Une société fracturée et divisée a soudainement été consolidée par le pouvoir de l’action militaire. Le gouvernement, l’opposition et la majorité dépolitisée épousent désormais le même discours dominant, celui d’un devoir national de reprendre les terres perdues du pays.
Pendant ce temps, les voix appelant à la paix n’ont jamais été aussi marginalisées.
Nous avons eu un premier aperçu de ce phénomène en juillet 2020, lors des escarmouches à la frontière entre les deux pays.

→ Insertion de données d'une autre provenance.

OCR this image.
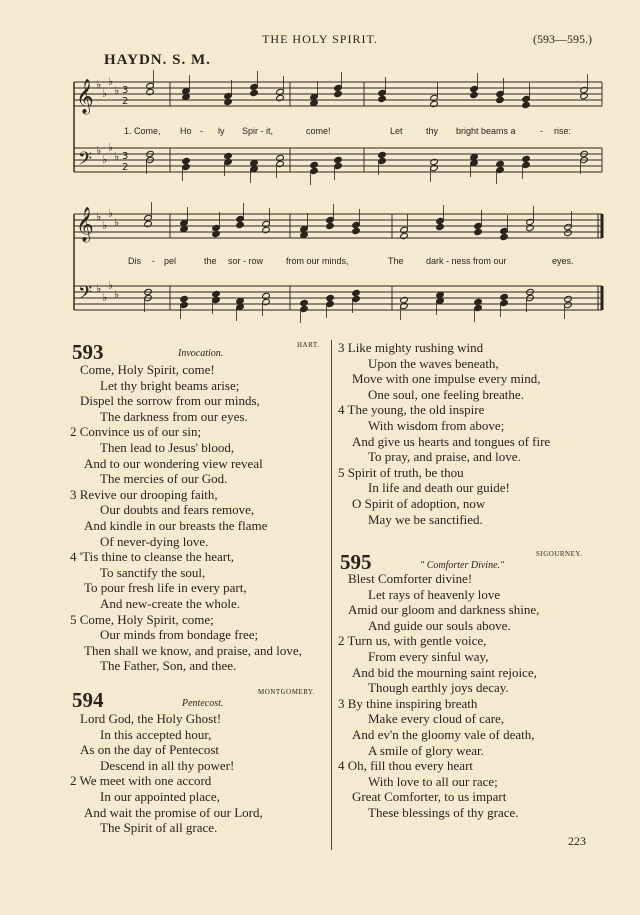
THE HOLY SPIRIT.	(593—595.)
HAYDN. S. M.
𝄞
𝄞
𝄢
𝄢
♭
♭
♭
♭
♭
♭
♭
♭
♭
♭
♭
♭
♭
♭
♭
♭
3
2
3
2
1. Come, Ho - ly Spir - it,	come!	Let	thy bright beams a	- rise:
Dis - pel	the sor - row	from our minds,	The dark - ness from our	eyes.
593	Invocation.
HART.
Come, Holy Spirit, come!
Let thy bright beams arise;
Dispel the sorrow from our minds,
The darkness from our eyes.
2 Convince us of our sin;
Then lead to Jesus' blood,
And to our wondering view reveal
The mercies of our God.
3 Revive our drooping faith,
Our doubts and fears remove,
And kindle in our breasts the flame
Of never-dying love.
4 'Tis thine to cleanse the heart,
To sanctify the soul,
To pour fresh life in every part,
And new-create the whole.
5 Come, Holy Spirit, come;
Our minds from bondage free;
Then shall we know, and praise, and love,
The Father, Son, and thee.
594	Pentecost.
MONTGOMERY.
Lord God, the Holy Ghost!
In this accepted hour,
As on the day of Pentecost
Descend in all thy power!
2 We meet with one accord
In our appointed place,
And wait the promise of our Lord,
The Spirit of all grace.
3 Like mighty rushing wind
Upon the waves beneath,
Move with one impulse every mind,
One soul, one feeling breathe.
4 The young, the old inspire
With wisdom from above;
And give us hearts and tongues of fire
To pray, and praise, and love.
5 Spirit of truth, be thou
In life and death our guide!
O Spirit of adoption, now
May we be sanctified.
595	" Comforter Divine."
SIGOURNEY.
Blest Comforter divine!
Let rays of heavenly love
Amid our gloom and darkness shine,
And guide our souls above.
2 Turn us, with gentle voice,
From every sinful way,
And bid the mourning saint rejoice,
Though earthly joys decay.
3 By thine inspiring breath
Make every cloud of care,
And ev'n the gloomy vale of death,
A smile of glory wear.
4 Oh, fill thou every heart
With love to all our race;
Great Comforter, to us impart
These blessings of thy grace.
223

Dans l’imaginaire du public azerbaïdjanais, l’Arménie est un ennemi plutôt faible, dépendant de la Russie. Cependant, en juillet, les combats avec l’Arménie se sont terminés par une perte majeure – le général de division Polad Hashimov a été tué. C’était la première perte d’un officier de si haut rang depuis la signature du cessez-le-feu en 1994.
Malgré la répression de l’opposition et les règles sévères du confinement dues au Covid-19, qui imposaient une distanciation sociale et une restriction des libertés civiles, cette nouvelle a plongé l’opinion publique azerbaïdjanaise dans la fureur. Dans les 24 heures qui ont suivi la mort de Polad Hashimov, des dizaines de milliers de manifestants ont afflué dans le centre de Bakou, dans un rassemblement massif et sans précédent en faveur de la guerre.
Certains manifestants ont même fait irruption dans le parlement azerbaïdjanais, endommageant une partie du mobilier à l’intérieur du bâtiment, avant que la police ne les disperse.
Ce fut la manifestation matérielle du traumatisme originel que la perte du Haut-Karabakh représente pour l’identité azerbaïdjanaise post-soviétique. Toute l’identité nationale du pays a été construite sur cette perte – et en tant que telle, chaque escalade suscite l’espoir du public pour une récupération des terres perdues.
C’est le récit dominant qui est à la base de l’Azerbaïdjan moderne. La logique du récit dominant est simple: le Haut-Karabakh (Nagorno-Karabakh) était une partie originelle de l’Azerbaïdjan et l’Arménie l’a volé avec l’aide de la Russie. Selon cette logique, une guerre pour le Haut-Karabakh est nécessairement une guerre de libération, et non, comme le voient les habitants actuels de la région, une guerre d’occupation.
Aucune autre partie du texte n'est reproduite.